For the salad-averse, THE CUT’s shoestring hand-cut fries are airy and properly crisp, after going through an array of treatments including a salt bath soak and deep-frying at two different temperatures.
When only your dessert stomach is available for additional stuffing, signal for the staff to trundle over the sweet trolley and choose from the revolving specials. On our visits these included a mildly-sweet ginger tart (35RMB) aromatic with soft spice which was upstaged by a strawberry tart (38RMB) filled with almond cream and a delightful miniature lemon tart (18RMB) on a thick shortbread crust.

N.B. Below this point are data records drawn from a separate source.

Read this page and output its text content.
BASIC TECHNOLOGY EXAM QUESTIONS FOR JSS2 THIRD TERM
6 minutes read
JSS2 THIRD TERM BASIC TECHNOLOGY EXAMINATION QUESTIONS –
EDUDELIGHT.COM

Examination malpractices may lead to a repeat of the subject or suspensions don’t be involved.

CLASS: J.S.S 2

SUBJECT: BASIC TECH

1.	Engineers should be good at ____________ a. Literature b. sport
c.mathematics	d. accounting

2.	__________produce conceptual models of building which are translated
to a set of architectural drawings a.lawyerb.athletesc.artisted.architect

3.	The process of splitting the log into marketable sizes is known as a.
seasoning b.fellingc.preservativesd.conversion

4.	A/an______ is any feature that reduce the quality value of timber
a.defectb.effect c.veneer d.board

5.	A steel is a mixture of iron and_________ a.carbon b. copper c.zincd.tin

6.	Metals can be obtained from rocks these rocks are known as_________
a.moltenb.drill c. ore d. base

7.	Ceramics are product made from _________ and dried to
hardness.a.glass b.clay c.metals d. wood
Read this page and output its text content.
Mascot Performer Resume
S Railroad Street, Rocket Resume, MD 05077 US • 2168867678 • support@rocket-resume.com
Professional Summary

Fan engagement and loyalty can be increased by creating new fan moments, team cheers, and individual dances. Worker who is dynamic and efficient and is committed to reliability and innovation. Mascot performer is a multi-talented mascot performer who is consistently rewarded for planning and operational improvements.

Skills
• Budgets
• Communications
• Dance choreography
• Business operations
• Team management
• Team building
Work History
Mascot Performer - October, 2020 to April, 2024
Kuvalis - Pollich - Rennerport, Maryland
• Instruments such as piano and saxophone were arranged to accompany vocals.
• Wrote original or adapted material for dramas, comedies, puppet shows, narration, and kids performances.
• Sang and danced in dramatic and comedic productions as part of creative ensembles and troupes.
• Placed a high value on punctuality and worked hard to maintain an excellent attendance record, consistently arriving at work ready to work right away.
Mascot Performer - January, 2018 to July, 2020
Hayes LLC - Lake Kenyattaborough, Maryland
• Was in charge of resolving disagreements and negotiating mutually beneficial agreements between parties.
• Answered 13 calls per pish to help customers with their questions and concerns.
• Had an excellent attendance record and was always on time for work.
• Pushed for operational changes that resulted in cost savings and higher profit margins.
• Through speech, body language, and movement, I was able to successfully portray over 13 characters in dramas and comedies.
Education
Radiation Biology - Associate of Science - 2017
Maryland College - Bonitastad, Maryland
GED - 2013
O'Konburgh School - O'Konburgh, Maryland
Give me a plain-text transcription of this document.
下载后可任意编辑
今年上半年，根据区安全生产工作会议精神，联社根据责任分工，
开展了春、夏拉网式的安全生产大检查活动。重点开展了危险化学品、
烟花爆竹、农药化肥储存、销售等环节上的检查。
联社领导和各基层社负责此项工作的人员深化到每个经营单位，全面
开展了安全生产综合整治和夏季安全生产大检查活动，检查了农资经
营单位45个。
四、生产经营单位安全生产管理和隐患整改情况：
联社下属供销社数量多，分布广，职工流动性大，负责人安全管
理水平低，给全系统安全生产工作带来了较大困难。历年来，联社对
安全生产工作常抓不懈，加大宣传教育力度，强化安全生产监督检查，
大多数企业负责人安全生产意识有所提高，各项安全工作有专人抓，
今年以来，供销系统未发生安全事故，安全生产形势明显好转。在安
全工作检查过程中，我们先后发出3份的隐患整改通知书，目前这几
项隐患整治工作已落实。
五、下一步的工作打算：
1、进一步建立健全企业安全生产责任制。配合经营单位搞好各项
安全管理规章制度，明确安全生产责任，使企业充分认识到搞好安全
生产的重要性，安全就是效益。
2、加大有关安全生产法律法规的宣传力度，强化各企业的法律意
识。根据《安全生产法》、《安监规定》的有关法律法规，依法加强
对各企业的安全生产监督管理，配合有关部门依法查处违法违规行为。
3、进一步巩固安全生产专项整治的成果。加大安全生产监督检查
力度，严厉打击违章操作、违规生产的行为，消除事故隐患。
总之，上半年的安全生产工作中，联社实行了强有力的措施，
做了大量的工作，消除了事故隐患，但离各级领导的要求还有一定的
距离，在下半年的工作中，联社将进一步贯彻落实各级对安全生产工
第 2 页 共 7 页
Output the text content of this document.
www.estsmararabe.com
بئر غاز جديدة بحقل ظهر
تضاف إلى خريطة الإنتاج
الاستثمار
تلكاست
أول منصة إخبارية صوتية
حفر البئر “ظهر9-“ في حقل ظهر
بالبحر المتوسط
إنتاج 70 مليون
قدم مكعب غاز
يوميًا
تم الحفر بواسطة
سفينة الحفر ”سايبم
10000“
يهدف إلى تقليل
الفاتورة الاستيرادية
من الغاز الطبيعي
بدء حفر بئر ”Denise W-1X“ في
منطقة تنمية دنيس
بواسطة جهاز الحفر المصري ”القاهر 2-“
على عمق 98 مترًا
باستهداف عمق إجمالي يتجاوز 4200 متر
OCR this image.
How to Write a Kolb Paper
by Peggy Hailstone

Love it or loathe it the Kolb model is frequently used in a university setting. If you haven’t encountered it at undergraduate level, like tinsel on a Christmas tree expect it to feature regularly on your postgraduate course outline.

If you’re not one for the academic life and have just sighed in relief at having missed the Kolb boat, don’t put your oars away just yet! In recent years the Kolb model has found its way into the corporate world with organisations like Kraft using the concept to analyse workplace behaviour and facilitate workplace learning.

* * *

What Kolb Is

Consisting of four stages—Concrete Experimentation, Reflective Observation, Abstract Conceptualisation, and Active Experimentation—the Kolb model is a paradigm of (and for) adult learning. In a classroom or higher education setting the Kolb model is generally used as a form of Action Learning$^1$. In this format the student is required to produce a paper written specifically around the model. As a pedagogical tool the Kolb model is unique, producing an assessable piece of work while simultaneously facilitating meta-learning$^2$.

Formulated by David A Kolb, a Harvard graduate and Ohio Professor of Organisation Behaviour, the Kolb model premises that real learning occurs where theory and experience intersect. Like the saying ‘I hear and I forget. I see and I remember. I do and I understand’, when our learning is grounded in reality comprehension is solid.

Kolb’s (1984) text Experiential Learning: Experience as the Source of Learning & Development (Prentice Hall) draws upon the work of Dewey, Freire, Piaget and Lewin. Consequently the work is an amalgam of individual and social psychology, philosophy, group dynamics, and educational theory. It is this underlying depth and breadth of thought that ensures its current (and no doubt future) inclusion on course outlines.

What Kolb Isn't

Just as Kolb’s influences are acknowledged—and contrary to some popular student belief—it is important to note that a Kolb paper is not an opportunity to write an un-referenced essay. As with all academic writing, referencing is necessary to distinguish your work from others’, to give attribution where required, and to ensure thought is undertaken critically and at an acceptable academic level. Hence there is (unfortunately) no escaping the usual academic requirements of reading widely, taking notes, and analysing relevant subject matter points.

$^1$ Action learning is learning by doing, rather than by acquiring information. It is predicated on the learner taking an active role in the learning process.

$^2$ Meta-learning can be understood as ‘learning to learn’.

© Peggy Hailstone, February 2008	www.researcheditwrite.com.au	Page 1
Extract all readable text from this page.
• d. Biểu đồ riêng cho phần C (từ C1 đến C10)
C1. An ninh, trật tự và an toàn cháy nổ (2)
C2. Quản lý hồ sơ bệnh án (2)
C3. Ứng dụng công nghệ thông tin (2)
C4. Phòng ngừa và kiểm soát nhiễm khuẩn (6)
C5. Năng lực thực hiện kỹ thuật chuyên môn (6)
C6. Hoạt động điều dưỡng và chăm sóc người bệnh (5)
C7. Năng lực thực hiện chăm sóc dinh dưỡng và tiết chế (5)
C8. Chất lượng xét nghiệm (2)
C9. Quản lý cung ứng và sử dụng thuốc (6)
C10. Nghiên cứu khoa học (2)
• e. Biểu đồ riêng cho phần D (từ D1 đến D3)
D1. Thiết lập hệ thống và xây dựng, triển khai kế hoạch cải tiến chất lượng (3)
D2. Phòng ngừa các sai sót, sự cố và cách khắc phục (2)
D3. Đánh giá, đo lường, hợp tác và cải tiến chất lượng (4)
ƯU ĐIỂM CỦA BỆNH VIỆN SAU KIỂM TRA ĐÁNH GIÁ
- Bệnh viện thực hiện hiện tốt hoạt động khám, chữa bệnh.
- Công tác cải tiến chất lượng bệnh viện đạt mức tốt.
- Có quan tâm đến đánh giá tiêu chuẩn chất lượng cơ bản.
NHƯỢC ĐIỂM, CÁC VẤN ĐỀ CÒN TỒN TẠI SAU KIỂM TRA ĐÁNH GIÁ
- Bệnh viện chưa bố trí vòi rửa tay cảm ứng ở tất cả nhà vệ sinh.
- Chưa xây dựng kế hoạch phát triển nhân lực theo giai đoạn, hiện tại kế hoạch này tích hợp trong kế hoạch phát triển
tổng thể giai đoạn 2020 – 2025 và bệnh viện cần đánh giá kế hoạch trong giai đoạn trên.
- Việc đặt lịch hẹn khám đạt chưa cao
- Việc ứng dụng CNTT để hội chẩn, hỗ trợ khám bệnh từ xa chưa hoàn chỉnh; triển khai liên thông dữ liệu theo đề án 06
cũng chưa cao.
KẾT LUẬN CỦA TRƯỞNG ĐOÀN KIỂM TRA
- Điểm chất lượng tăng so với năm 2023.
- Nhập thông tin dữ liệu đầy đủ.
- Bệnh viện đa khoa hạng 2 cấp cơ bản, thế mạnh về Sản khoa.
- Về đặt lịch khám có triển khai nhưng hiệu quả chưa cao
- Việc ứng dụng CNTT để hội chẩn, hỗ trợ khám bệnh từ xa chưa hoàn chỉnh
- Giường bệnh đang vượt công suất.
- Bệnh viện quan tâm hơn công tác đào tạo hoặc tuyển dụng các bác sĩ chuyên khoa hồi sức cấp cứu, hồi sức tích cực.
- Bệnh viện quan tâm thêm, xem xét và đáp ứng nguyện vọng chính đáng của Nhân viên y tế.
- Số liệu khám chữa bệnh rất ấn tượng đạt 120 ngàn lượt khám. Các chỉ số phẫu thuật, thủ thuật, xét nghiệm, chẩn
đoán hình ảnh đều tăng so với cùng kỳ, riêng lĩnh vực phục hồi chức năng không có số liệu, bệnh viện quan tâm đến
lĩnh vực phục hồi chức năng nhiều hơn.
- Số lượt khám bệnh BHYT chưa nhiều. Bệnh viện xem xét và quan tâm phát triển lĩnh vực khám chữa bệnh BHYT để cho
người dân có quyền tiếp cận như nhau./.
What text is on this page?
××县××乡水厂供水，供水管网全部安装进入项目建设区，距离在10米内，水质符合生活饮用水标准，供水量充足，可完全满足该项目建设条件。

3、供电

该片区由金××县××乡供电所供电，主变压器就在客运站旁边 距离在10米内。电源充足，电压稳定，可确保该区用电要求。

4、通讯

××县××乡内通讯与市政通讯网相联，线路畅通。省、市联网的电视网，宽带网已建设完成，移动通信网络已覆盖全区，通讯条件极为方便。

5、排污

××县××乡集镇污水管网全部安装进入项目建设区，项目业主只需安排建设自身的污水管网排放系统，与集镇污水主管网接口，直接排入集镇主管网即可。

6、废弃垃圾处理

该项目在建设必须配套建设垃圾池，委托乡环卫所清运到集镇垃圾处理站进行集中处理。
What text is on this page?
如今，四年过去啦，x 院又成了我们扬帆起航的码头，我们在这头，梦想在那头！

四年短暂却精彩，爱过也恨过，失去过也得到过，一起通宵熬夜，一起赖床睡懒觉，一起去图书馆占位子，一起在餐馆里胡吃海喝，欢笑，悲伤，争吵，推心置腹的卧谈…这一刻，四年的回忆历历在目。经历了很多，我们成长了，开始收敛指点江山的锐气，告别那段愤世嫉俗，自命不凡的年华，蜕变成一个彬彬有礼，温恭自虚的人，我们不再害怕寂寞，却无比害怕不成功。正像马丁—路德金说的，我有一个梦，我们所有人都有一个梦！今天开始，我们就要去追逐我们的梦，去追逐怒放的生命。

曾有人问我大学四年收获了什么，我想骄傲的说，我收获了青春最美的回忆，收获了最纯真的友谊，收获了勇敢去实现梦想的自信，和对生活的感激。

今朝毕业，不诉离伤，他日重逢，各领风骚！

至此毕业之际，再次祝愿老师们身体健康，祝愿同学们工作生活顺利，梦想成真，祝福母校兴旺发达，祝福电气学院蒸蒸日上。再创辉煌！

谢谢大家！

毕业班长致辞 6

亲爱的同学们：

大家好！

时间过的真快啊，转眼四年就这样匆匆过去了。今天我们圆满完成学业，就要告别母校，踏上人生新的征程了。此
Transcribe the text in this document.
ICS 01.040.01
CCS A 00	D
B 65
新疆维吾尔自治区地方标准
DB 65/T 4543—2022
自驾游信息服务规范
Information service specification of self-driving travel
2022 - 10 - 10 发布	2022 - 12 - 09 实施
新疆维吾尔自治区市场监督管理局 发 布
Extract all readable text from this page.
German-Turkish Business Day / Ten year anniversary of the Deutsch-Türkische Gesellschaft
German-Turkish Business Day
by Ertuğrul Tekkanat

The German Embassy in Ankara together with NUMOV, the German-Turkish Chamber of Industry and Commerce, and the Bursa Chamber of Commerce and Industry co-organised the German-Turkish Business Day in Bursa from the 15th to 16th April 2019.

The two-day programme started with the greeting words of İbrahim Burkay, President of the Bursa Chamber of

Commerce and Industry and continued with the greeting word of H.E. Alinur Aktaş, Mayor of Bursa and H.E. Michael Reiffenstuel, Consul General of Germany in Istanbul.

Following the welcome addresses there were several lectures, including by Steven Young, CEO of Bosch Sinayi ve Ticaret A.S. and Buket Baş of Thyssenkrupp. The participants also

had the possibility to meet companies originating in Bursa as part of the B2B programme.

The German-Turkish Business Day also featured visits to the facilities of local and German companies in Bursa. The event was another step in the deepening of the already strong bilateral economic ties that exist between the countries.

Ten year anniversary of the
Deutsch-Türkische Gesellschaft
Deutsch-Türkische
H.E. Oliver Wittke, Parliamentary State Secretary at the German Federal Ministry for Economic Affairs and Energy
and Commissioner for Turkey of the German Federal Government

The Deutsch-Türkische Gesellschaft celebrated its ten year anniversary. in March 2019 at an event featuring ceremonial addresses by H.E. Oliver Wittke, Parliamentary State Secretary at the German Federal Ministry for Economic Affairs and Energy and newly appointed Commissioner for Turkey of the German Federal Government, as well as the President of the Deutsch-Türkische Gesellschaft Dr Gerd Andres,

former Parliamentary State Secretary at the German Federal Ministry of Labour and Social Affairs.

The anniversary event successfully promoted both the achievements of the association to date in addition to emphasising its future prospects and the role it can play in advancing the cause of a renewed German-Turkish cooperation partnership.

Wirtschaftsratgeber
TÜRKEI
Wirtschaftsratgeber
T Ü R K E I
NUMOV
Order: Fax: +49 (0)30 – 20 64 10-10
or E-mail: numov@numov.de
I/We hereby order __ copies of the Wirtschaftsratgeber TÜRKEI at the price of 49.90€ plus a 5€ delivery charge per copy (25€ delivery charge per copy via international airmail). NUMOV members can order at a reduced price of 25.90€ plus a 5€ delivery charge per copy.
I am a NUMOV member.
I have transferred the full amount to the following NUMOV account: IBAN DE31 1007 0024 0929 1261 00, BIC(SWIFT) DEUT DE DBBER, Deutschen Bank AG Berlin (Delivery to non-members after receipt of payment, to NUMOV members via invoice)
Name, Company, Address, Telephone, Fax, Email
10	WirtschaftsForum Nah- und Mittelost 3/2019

A steakhouse specifically built to franchise is a provident strategy in a country where beef consumption is rocketing at unprecedented rates. But THE CUT offers more than just affordable beef. On one of our visits, our entire table ordered only drinks and the free-flow salad bar (98RMB) and while the waitstaff momentarily blinked, every diner left entirely satisfied. With its tightly-curated menu and urbane vibe, THE CUT offers something for everyone – even vegetarians – although personally, we’ll be back for that Canadian Prime.